As well as being fast and efficient, digital assistance offers better security, tracking, transparency and, therefore, accountability. It also boosts financial inclusion by offering vulnerable people access to a range of digital financial services and more flexible choices about how to spend their assistance, which can, in turn, boost local businesses.
In 2020, the partnership aims to use mobile technology to deliver impactful assistance by working with regulatory authorities and local mobile network operators in key countries. With continued support from UK DFID, the partners will focus on improving the efficiency and effectiveness of the digital cash transfer process, starting in Nigeria and expanding to other countries.
The GSMA will support WFP to access mobile money industry initiatives. First, the GSMA Mobile Money Certification initiative, which ensures a provider’s ability to deliver safe, secure and reliable services while protecting the rights of consumers. The Certification will enable WFP to fast-track due diligence on mobile money providers for the disbursement of cash-based assistance digitally to those affected by crises. Second, the Mobile Money API, a GSMA-led industry initiative, which provides a harmonised specification to access mobile money services across multiple providers and markets, making it simple and secure to integrate for assistance seamlessly.

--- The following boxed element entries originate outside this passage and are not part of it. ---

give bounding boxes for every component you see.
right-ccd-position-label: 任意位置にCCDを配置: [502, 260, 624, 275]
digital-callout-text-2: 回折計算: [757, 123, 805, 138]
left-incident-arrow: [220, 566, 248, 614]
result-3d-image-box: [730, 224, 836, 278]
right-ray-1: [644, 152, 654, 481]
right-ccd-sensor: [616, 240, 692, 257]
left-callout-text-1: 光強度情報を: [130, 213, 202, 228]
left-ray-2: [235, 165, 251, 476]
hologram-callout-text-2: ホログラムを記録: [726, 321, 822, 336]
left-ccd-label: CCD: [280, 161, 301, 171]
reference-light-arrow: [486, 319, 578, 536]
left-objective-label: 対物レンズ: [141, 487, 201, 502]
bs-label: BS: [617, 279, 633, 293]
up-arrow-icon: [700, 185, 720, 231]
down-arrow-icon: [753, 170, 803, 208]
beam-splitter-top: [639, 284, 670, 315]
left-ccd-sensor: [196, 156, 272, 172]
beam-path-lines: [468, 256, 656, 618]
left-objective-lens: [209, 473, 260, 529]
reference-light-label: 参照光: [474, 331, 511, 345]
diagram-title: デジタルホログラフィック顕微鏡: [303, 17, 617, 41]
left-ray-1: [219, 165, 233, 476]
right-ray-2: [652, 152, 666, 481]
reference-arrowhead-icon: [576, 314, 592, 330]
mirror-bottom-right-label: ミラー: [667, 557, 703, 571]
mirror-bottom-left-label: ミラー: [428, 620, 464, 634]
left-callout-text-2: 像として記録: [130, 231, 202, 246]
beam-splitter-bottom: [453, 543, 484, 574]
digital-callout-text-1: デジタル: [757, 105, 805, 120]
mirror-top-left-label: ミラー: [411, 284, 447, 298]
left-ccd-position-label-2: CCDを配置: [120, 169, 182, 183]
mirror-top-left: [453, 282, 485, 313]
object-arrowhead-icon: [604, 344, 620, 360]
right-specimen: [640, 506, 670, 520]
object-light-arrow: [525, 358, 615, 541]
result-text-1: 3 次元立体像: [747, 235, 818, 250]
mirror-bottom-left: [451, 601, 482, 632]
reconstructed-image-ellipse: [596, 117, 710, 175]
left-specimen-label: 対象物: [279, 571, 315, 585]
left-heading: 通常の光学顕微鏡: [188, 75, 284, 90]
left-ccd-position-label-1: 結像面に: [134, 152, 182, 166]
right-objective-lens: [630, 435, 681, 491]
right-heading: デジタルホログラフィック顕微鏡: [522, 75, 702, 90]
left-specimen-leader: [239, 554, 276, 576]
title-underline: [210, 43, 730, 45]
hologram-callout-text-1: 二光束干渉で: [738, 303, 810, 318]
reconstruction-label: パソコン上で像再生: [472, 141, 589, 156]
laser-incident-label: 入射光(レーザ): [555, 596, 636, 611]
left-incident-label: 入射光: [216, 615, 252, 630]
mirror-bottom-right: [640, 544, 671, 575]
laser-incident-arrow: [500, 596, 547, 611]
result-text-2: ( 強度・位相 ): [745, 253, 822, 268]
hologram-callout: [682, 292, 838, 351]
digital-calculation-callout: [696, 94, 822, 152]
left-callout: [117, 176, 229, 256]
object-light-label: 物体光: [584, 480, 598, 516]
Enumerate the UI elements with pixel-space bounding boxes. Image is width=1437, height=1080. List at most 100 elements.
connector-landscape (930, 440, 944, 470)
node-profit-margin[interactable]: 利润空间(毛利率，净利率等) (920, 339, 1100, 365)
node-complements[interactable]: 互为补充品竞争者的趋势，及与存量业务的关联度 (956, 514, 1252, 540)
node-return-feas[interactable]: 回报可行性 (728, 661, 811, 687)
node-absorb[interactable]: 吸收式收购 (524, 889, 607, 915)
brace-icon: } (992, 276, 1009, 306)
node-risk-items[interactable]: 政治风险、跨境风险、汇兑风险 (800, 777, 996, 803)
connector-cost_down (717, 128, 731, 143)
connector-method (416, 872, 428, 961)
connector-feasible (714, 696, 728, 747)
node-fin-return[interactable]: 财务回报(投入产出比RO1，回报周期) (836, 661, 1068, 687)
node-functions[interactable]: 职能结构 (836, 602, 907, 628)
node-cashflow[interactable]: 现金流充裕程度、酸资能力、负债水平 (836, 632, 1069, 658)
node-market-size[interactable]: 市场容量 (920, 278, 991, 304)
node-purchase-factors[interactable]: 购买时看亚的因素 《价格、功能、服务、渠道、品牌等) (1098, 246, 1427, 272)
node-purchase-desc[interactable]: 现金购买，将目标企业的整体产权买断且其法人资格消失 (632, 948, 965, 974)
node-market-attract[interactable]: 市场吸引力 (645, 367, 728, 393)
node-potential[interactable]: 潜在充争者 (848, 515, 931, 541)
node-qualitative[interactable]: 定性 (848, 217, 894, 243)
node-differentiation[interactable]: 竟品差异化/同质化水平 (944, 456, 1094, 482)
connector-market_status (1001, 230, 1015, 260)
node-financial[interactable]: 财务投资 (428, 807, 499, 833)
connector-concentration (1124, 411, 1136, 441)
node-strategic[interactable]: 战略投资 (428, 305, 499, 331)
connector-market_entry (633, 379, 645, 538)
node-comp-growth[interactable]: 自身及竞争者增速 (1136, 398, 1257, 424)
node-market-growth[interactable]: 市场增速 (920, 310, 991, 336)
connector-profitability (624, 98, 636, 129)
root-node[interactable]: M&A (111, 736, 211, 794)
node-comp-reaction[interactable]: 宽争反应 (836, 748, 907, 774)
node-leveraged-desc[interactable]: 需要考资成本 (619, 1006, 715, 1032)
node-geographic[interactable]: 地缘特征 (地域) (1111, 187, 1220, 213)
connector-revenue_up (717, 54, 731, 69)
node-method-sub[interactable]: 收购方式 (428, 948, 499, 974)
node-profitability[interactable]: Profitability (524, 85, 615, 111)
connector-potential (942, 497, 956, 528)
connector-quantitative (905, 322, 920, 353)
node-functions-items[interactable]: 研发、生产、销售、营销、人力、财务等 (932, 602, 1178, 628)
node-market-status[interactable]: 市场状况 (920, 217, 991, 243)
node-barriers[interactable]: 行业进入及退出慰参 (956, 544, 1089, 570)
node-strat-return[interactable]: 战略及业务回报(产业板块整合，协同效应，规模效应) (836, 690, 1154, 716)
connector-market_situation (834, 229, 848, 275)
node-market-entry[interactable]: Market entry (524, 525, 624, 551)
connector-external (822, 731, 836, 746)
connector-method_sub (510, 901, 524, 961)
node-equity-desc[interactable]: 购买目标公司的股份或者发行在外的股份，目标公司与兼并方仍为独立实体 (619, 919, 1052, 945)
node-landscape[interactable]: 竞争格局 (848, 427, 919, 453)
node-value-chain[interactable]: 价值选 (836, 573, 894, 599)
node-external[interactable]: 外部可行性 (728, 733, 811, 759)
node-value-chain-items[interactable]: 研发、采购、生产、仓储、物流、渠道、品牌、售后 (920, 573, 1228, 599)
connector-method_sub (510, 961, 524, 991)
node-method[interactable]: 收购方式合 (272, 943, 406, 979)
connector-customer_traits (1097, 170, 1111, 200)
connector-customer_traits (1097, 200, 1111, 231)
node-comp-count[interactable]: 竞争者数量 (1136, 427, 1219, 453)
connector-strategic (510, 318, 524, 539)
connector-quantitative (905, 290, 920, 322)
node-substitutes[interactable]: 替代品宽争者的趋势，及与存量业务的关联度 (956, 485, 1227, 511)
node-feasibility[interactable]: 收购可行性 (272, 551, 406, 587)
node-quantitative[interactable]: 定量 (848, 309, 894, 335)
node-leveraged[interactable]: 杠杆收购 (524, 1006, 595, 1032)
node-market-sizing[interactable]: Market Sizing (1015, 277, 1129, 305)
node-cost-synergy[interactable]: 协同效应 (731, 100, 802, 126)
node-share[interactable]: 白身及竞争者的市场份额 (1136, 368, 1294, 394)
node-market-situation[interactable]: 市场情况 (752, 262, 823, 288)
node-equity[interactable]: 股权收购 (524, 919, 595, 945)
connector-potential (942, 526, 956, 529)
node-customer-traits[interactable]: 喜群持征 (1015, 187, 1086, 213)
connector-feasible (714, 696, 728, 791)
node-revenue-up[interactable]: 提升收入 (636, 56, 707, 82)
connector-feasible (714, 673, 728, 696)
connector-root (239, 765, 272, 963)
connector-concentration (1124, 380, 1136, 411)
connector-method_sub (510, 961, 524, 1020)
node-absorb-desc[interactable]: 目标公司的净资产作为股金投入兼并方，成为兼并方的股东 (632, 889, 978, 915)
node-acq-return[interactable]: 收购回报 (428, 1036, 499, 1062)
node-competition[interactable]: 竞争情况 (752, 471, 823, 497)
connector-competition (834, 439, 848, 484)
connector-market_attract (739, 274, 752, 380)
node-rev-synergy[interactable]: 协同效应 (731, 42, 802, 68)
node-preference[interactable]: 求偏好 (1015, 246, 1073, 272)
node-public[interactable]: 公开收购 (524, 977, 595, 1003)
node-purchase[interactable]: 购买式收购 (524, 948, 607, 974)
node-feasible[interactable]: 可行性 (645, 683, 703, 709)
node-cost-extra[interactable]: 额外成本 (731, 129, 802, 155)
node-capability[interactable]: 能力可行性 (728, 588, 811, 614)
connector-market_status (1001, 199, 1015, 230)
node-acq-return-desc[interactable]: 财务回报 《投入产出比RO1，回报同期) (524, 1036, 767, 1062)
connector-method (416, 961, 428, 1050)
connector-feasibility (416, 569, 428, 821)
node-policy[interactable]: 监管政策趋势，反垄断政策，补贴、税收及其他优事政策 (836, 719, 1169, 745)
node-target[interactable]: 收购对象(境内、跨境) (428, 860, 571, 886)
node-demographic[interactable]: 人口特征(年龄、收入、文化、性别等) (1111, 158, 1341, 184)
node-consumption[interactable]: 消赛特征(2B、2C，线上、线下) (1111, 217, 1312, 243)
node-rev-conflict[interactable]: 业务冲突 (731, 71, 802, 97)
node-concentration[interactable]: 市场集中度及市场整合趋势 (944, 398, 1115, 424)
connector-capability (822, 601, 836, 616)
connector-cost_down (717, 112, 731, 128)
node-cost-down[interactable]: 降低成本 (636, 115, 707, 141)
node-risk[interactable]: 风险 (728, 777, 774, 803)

WFP and the GSMA believe that digital inclusion, digital identity and integrated payment frameworks are critical to the success of any cash transfer initiative via mobile money services and of any response infrastructure established by Governments, humanitarian organisations and the private sector. Allowing large organisations to collaborate using services that meet global standards, also allows them to deliver swift and secure assistance to the growing number of people affected by conflict, climate change, natural disasters and health crises.
Giusti added, "The GSMA and WFP call on other humanitarian organisations to consider the use of mobile technology in their strategies. Well tested mobile services, such as mobile money, allow for the safe delivery of support, particularly in fragile environments."